Toronto unveils plans for Eglinton East LRT
Mayor John Tory is going all in on plans for the long-awaited Eglinton East Light Rail Transit line, promising residents of Scarborough on Monday that the project will move ahead — and sooner rather than later.
The Eglinton LRT envisioned by Tory would effectively connect Malvern residents to a form of rapid public transit for the first time ever. Currently, they're served only by buses.
The report indicates that we should move ahead with planning the entire Eglinton East LRT line now including a 6-stop extension from Kennedy Station to Malvern Town Centre as opposed to breaking it up into two separate projects.— John Tory (@TorontosMayor) May 7, 2018
It would run just east of the already-under-construction Eglinton Crosstown LRT, from Kennedy Station along Eglinton Ave. all the way up past Sheppard Ave. to Malvern Town Centre.
It was prepared by the Interim Deputy City Manager, Cluster B and Chief Planner and Executive Director, City Planning Division, in consultation with the TTC and Metrolinx.

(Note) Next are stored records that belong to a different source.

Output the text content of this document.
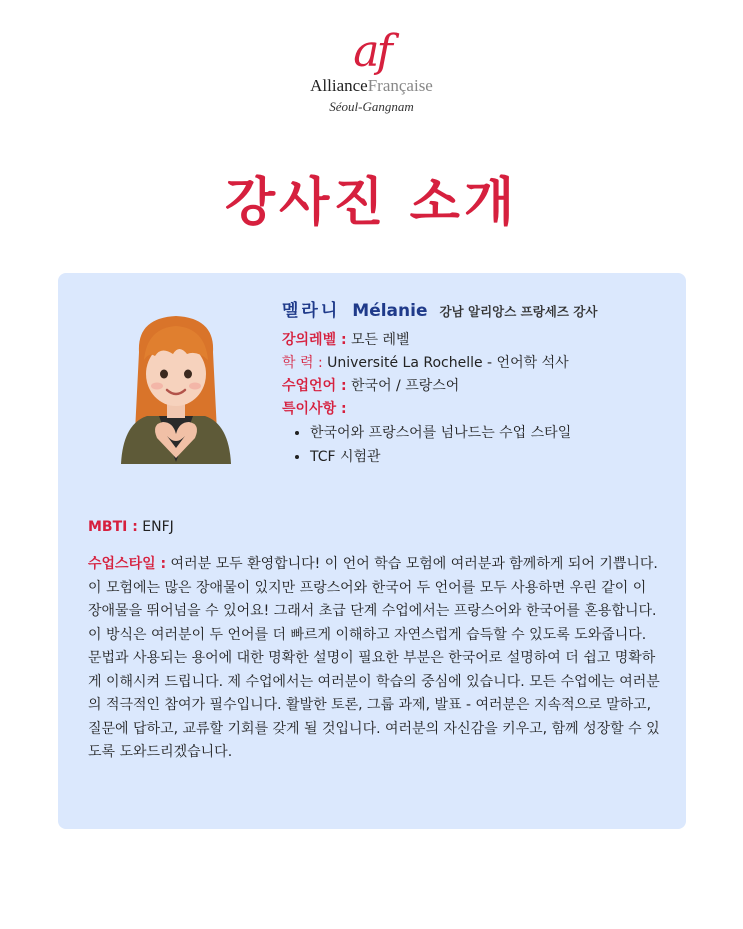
af
AllianceFrançaise
Séoul-Gangnam
강사진 소개
멜라니 Mélanie 강남 알리앙스 프랑세즈 강사
강의레벨 : 모든 레벨
학 력 : Université La Rochelle - 언어학 석사
수업언어 : 한국어 / 프랑스어
특이사항 :
• 한국어와 프랑스어를 넘나드는 수업 스타일
• TCF 시험관
MBTI : ENFJ
수업스타일 : 여러분 모두 환영합니다! 이 언어 학습 모험에 여러분과 함께하게 되어 기쁩니다.
이 모험에는 많은 장애물이 있지만 프랑스어와 한국어 두 언어를 모두 사용하면 우린 같이 이 장애물을 뛰어넘을 수 있어요! 그래서 초급 단계 수업에서는 프랑스어와 한국어를 혼용합니다. 이 방식은 여러분이 두 언어를 더 빠르게 이해하고 자연스럽게 습득할 수 있도록 도와줍니다. 문법과 사용되는 용어에 대한 명확한 설명이 필요한 부분은 한국어로 설명하여 더 쉽고 명확하게 이해시켜 드립니다. 제 수업에서는 여러분이 학습의 중심에 있습니다. 모든 수업에는 여러분의 적극적인 참여가 필수입니다. 활발한 토론, 그룹 과제, 발표 - 여러분은 지속적으로 말하고, 질문에 답하고, 교류할 기회를 갖게 될 것입니다. 여러분의 자신감을 키우고, 함께 성장할 수 있도록 도와드리겠습니다.
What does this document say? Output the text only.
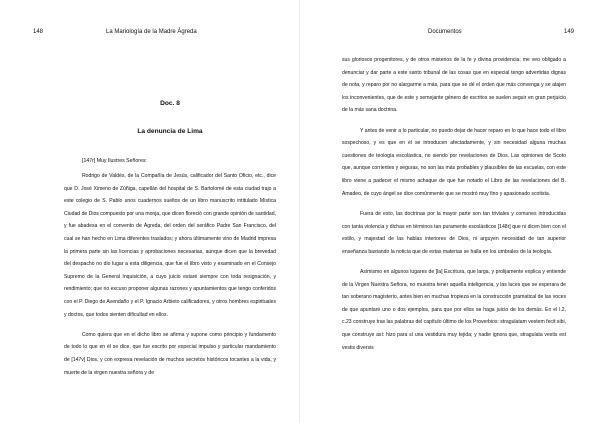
148	La Mariología de la Madre Ágreda
Doc. 8
La denuncia de Lima
[147r] Muy Ilustres Señores:

Rodrigo de Valdés, de la Compañía de Jesús, calificador del Santo Oficio, etc., dice que D. José Ximeno de Zúñiga, capellán del hospital de S. Bartolomé de esta ciudad trajo a este colegio de S. Pablo unos cuadernos sueltos de un libro manuscrito intitulado Mística Ciudad de Dios compuesto por una monja, que dicen floreció con grande opinión de santidad, y fue abadesa en el convento de Ágreda, del orden del seráfico Padre San Francisco, del cual se han hecho en Lima diferentes traslados; y ahora últimamente vino de Madrid impresa la primera parte sin las licencias y aprobaciones necesarias, aunque dicen que la brevedad del despacho no dio lugar a esta diligencia, que fue el libro visto y examinado en el Consejo Supremo de la General Inquisición, a cuyo juicio estaré siempre con toda resignación, y rendimiento; que no excuso proponer algunas razones y apuntamientos que tengo conferidos con el P. Diego de Avendaño y el P. Ignacio Arbieto calificadores, y otros hombres espirituales y doctos, que todos sienten dificultad en ellos.

Como quiera que en el dicho libro se afirma y supone como principio y fundamento de todo lo que en él se dice, que fue escrito por especial impulso y particular mandamiento de [147v] Dios, y con expresa revelación de muchos secretos históricos tocantes a la vida, y muerte de la virgen nuestra señora y de

Documentos	149

sus gloriosos progenitores, y de otros misterios de la fe y divina providencia; me veo obligado a denunciar y dar parte a este santo tribunal de las cosas que en especial tengo advertidas dignas de nota, y reparo por no alargarme a más, para que se dé el orden que más convenga y se atajen los inconvenientes, que de este y semejante género de escritos se suelen seguir en gran perjuicio de la más sana doctrina.

Y antes de venir a lo particular, no puedo dejar de hacer reparo en lo que hace todo el libro sospechoso, y es que en él se introducen afectadamente, y sin necesidad alguna muchas cuestiones de teología escolástica, no siendo por revelaciones de Dios. Las opiniones de Scoto que, aunque corrientes y seguras, no son las más probables y plausibles de las escuelas, con este libro viene a padecer el mismo achaque de que fue notado el Libro de las revelaciones del B. Amadeo, de cuyo ángel se dice comúnmente que se mostró muy fino y apasionado scotista.

Fuera de esto, las doctrinas por la mayor parte son tan triviales y comunes introducidas con tanta violencia y dichas en términos tan puramente escolásticos [148r] que ni dicen bien con el estilo, y majestad de las hablas interiores de Dios, ni arguyen necesidad de tan superior enseñanza bastando la noticia que de estas materias se halla en los umbrales de la teología.

Asimismo en algunos lugares de [la] Escritura, que larga, y prolijamente explica y entiende de la Virgen Nuestra Señora, no muestra tener aquella inteligencia, y las luces que se esperara de tan soberano magisterio, antes bien en muchas tropieza en la construcción gramatical de las voces de que apuntaré uno o dos ejemplos, para que por ellos se haga juicio de los demás. En el l.2, c.23 construye tras las palabras del capítulo último de los Proverbios: stragulatam vestem fecit sibi, que construye así: hizo para sí una vestidura muy tejida; y nadie ignora que, stragulata vestis est vestis diversis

Previous to this iteration of the LRT, staff had proposed a 17-stop line running from Kennedy station to U of T's Scarborough campus, just south of the 401.
City staff said in 2016 that this plan would cost around $1.67 billion.
Financial details for the new plan with Malvern included are murky, as The Star reports, with no clear funding plan in place.
Yes, Toronto did just secure $9 billion from the federal and provincial governments to build priority transit projects (one of which is the Eglinton East LRT), but it's not nearly enough to build everything the city has planned.
I’m at Kennedy Station. When Mayor Tory didn’t support adding an LRT here, the TTC wrote a briefing note arguing why it couldn’t work here. Now that Mayor Tory supports a different LRT line, the TTC says an LRT could be easily designed to work here. Unbelievable. pic.twitter.com/r1PnsrBVPJ— Josh Matlow (@JoshMatlow) May 8, 2018
The five priority projects on deck are estimated to cost at least $17.4 billion alone, and that's an early, conservative estimate.
"We're going to have to advocate for more money, there's no secret about that," said Tory during yesterday's press release.
Having lots of conversations, and holding impromptu town halls, with Scarborough residents on the SRT who will lose 4 stations, without replacements, if the $multi billion 1 stop subway is approved. They’re telling me to move forward with an honest plan for 24 LRT stations. pic.twitter.com/QneQ1AKLD9— Josh Matlow (@JoshMatlow) May 8, 2018
Whether or not his efforts in doing so will pay off remains to be seen.